While ModENCODE data enables the genome-wide annotation of potential regulatory elements in Drosophila, it does not generally provide their specific spatial-temporal activity pattern nor identify which transcription factors (TFs) and DNA binding sites drive those patterns. We developed a strategy to produce this type of comprehensive description of the cis-regulatory landscape by modeling TF occupancy from the binding specifies (motifs) for > 300 TFs and by examining sets of genes expressed in ~200 distinct early embryonic expression domains annotated in the BDGP in situ image database. First, we predicted each TFs genome-wide binding profile using a HMM-based motif-scanning method and stage-specific DNA accessibility data. Comparison of these profiles to data from 60 ChIP experiments revealed a high degree of agreement (avg corr coeff >0.6). Next, for each gene set from the ~200 expression domains, we searched for enrichments of predicted TF binding within the regulatory regions. This procedure generated a compendium of > 5000 significant associations between TFs and expression terms with 21% supported by the TF having the associated or a related expression pattern. For this analysis, we identified TFs and expression terms with systematic biases for regulatory regions that are gene-proximal or distal. Finally, we annotated candidate enhancers, defined as stage-specific open chromatin regions, for the likely expression pattern they drive. To predict a specific pattern from regulatory sequence, we fit a regression model incorporating information from TF binding profiles, TF expression, and our functional associations. Our model accurately recovered REDfly enhancers for 18 separate expression domains. By leveraging available comprehensive sets of TF binding specificities and gene expression patterns, we are able to systematically describe embryonic development in terms of TFs and their target regulatory sequences.
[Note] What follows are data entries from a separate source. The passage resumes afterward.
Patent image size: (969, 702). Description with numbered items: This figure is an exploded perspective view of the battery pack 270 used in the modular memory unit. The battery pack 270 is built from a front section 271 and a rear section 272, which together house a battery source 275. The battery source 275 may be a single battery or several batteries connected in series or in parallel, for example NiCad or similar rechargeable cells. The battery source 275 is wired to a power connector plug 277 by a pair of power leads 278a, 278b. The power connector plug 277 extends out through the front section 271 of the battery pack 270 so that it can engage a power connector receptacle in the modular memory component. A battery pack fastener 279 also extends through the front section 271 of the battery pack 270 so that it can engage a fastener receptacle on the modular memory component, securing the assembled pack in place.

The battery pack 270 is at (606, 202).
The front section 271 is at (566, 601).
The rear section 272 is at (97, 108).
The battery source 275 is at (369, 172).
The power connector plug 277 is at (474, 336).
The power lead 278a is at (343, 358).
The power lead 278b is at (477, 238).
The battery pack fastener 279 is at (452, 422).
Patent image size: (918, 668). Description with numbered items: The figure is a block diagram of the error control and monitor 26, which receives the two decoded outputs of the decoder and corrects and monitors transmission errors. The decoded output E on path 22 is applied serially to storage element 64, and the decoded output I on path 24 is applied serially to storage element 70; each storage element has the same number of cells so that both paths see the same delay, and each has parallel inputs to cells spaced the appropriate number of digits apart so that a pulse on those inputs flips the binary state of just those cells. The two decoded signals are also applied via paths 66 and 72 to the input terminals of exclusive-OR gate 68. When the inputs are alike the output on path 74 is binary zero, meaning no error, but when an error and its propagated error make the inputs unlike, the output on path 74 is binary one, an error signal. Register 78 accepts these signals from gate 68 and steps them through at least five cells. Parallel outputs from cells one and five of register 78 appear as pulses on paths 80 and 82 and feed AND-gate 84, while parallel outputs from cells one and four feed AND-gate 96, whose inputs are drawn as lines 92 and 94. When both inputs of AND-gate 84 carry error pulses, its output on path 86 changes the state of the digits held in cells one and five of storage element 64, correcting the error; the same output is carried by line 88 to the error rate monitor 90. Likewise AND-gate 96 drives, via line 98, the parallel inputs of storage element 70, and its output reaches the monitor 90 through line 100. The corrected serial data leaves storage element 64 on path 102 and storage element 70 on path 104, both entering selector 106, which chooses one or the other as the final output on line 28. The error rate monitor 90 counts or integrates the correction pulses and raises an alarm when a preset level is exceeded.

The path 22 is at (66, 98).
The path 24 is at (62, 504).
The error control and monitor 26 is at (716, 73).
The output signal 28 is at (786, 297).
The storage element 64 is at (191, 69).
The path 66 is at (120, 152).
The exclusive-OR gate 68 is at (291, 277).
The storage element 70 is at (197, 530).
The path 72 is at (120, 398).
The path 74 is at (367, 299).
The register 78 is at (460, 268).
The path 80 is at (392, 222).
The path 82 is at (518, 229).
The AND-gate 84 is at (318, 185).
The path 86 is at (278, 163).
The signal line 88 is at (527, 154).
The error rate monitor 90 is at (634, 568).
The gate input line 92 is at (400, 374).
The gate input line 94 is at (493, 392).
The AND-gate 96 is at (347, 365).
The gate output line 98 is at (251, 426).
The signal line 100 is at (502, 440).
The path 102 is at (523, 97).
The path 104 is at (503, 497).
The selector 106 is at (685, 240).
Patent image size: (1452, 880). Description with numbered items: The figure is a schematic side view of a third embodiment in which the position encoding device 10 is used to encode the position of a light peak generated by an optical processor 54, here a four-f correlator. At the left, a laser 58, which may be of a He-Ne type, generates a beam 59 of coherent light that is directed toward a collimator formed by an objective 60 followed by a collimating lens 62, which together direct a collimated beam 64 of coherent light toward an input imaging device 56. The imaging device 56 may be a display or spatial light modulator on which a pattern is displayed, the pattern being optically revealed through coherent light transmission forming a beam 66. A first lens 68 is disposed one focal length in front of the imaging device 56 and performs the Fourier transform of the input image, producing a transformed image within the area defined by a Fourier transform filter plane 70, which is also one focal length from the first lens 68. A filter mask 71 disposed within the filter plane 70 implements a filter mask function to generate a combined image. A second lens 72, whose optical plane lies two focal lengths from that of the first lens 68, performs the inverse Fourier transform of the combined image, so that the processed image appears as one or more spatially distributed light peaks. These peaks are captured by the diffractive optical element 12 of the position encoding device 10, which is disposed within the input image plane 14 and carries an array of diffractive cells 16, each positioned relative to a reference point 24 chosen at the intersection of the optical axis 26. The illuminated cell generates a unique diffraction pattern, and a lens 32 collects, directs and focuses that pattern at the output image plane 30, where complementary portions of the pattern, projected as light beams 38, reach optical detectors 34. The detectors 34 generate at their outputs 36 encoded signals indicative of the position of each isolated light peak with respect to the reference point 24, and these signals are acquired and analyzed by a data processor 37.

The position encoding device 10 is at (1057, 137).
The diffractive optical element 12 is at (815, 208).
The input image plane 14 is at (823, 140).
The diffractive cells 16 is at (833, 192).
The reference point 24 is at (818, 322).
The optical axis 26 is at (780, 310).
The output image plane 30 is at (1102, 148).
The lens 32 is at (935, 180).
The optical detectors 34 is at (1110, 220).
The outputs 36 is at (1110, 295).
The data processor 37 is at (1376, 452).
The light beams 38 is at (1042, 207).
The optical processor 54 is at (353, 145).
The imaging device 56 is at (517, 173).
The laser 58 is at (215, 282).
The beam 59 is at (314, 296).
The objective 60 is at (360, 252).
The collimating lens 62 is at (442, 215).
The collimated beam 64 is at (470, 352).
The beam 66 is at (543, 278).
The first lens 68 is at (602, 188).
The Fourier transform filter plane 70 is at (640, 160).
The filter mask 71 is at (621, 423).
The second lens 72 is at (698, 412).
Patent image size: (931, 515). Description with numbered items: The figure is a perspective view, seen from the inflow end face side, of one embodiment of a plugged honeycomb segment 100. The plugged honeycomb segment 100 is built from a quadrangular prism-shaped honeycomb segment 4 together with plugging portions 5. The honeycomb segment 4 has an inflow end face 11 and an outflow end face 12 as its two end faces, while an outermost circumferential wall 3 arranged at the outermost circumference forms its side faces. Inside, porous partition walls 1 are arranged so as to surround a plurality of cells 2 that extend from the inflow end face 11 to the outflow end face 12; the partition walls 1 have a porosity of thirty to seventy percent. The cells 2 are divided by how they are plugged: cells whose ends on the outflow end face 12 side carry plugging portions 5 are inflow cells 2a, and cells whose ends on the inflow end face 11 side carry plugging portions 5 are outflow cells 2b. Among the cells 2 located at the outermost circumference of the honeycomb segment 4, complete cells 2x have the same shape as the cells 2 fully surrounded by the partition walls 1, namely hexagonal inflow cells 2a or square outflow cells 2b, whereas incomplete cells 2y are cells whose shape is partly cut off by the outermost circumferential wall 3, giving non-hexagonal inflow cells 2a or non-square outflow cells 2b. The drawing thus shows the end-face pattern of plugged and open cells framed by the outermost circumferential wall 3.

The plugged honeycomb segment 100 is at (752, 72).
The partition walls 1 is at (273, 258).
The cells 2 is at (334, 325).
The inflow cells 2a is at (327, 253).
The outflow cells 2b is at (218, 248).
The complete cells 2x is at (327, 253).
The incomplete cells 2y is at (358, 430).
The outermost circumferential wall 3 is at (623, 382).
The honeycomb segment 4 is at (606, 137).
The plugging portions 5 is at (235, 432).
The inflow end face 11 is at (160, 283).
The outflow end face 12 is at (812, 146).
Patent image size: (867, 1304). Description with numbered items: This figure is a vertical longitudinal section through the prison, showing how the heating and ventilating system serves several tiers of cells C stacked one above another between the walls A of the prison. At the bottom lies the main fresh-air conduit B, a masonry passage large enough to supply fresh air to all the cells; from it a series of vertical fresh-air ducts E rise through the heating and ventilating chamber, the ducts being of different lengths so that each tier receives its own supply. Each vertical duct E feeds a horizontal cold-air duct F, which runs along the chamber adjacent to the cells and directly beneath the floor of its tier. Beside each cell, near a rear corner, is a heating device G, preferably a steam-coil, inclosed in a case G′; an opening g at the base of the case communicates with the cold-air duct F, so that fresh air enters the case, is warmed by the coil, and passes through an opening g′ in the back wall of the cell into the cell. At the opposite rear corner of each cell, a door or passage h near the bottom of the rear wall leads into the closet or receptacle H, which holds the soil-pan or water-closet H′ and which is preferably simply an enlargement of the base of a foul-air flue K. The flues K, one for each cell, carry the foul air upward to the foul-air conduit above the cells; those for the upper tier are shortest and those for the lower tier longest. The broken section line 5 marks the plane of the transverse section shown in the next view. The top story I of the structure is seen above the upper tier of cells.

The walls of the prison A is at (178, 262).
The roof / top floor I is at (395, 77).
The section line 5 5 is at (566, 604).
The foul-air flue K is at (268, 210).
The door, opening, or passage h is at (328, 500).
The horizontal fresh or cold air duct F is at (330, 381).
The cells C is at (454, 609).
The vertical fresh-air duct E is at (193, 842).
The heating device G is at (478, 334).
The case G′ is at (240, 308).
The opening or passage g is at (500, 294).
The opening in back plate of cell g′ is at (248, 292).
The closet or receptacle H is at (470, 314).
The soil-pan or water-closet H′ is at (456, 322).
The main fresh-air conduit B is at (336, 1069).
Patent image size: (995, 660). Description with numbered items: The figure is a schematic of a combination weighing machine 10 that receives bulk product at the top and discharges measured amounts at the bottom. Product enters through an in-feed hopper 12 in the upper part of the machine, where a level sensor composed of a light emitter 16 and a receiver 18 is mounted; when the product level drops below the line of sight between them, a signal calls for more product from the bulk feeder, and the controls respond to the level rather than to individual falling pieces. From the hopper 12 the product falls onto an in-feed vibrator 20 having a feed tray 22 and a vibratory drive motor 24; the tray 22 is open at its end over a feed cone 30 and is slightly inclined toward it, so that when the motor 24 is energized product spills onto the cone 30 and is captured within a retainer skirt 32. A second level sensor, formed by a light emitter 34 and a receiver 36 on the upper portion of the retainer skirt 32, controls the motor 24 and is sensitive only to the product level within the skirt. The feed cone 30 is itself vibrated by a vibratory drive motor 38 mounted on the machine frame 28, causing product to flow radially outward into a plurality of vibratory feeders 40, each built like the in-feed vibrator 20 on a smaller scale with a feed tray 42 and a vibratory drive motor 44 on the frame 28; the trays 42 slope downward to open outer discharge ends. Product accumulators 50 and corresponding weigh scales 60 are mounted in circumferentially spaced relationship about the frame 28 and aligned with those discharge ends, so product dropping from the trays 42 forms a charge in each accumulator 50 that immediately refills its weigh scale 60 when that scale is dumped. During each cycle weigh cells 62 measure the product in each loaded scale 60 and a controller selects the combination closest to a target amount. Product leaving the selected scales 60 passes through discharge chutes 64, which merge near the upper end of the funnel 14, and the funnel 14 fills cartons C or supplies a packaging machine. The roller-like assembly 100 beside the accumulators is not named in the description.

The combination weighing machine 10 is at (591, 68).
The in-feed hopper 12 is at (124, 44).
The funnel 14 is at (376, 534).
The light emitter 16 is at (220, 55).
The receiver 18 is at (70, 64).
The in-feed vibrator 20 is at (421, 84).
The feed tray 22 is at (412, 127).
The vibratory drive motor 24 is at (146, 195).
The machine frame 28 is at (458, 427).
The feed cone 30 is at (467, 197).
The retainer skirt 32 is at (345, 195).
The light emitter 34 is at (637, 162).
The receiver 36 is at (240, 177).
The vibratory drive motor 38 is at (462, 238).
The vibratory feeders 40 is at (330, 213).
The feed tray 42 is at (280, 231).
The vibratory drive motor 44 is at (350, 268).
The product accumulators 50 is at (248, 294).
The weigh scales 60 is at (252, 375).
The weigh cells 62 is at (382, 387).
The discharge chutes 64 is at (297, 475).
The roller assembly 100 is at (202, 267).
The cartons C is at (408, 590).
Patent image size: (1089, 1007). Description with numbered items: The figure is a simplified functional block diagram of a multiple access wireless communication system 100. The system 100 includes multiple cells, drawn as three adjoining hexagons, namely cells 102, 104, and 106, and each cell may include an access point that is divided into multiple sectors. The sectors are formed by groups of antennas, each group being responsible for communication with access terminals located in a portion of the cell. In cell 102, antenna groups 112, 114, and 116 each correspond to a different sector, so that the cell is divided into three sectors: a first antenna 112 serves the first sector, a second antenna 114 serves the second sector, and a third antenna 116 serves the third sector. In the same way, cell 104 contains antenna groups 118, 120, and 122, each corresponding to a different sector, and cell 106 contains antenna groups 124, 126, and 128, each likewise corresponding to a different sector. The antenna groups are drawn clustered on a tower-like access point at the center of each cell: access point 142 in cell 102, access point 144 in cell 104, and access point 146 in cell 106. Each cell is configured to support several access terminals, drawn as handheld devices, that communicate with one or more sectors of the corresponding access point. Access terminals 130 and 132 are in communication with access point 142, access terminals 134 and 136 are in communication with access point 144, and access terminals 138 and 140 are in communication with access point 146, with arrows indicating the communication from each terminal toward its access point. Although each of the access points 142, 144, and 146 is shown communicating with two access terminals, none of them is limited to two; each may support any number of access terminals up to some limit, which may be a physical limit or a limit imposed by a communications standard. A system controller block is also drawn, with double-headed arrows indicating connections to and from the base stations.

  • K Suryamohan, M Kazemian, J Chen, Y Zhang, M Halfon, S Sinha, "Leveraging a knowledge base of Drosophila cis-regulatory modules for regulatory element discovery in diverged insect species", 2013. 
Although growing numbers of insect genomes are being sequenced, defining the sequences involved in transcriptional regulation within these genomes remains a challenge. Most effective methods for cis-regulatory module (CRM) discovery rely either on empirical assays or computational models that rely on sequence alignment to closely related species and knowledge of CRMs or transcription factor binding sites for the organism being studied. The lack of well annotated databases for regulatory regions of DNA for insect species outside of the well-studied Drosophila genus makes such approaches intractable. We previously demonstrated success at computational CRM discovery in Drosophila using a supervised learning approach in which experimentally validated CRMs are used to train a CRM prediction algorithm, with as low as a 10% false-positive rate. We demonstrate here that these same Drosophila CRM training data can be leveraged to identify CRMs in diverged species such as the emerging model insects Nasonia vitripennisTribolium castaneumAnopheles gambiae, and Apis mellifera. Examination of 16 predicted CRMs for regulatory activity in vivo in transgenic Drosophila showed positive regulatory activity in 12 of the 16 CRMs with 75% clearly associated with the expected gene and about 50% regulating gene expression in the expected pattern. Our results indicate that the extensive experimental CRM data that exists for Drosophila can be used to facilitate CRM discovery in distant insect species with sequenced genomes but little functional data, and suggests that core regulatory strategies have been conserved despite the lack of any clear non-coding sequence alignment.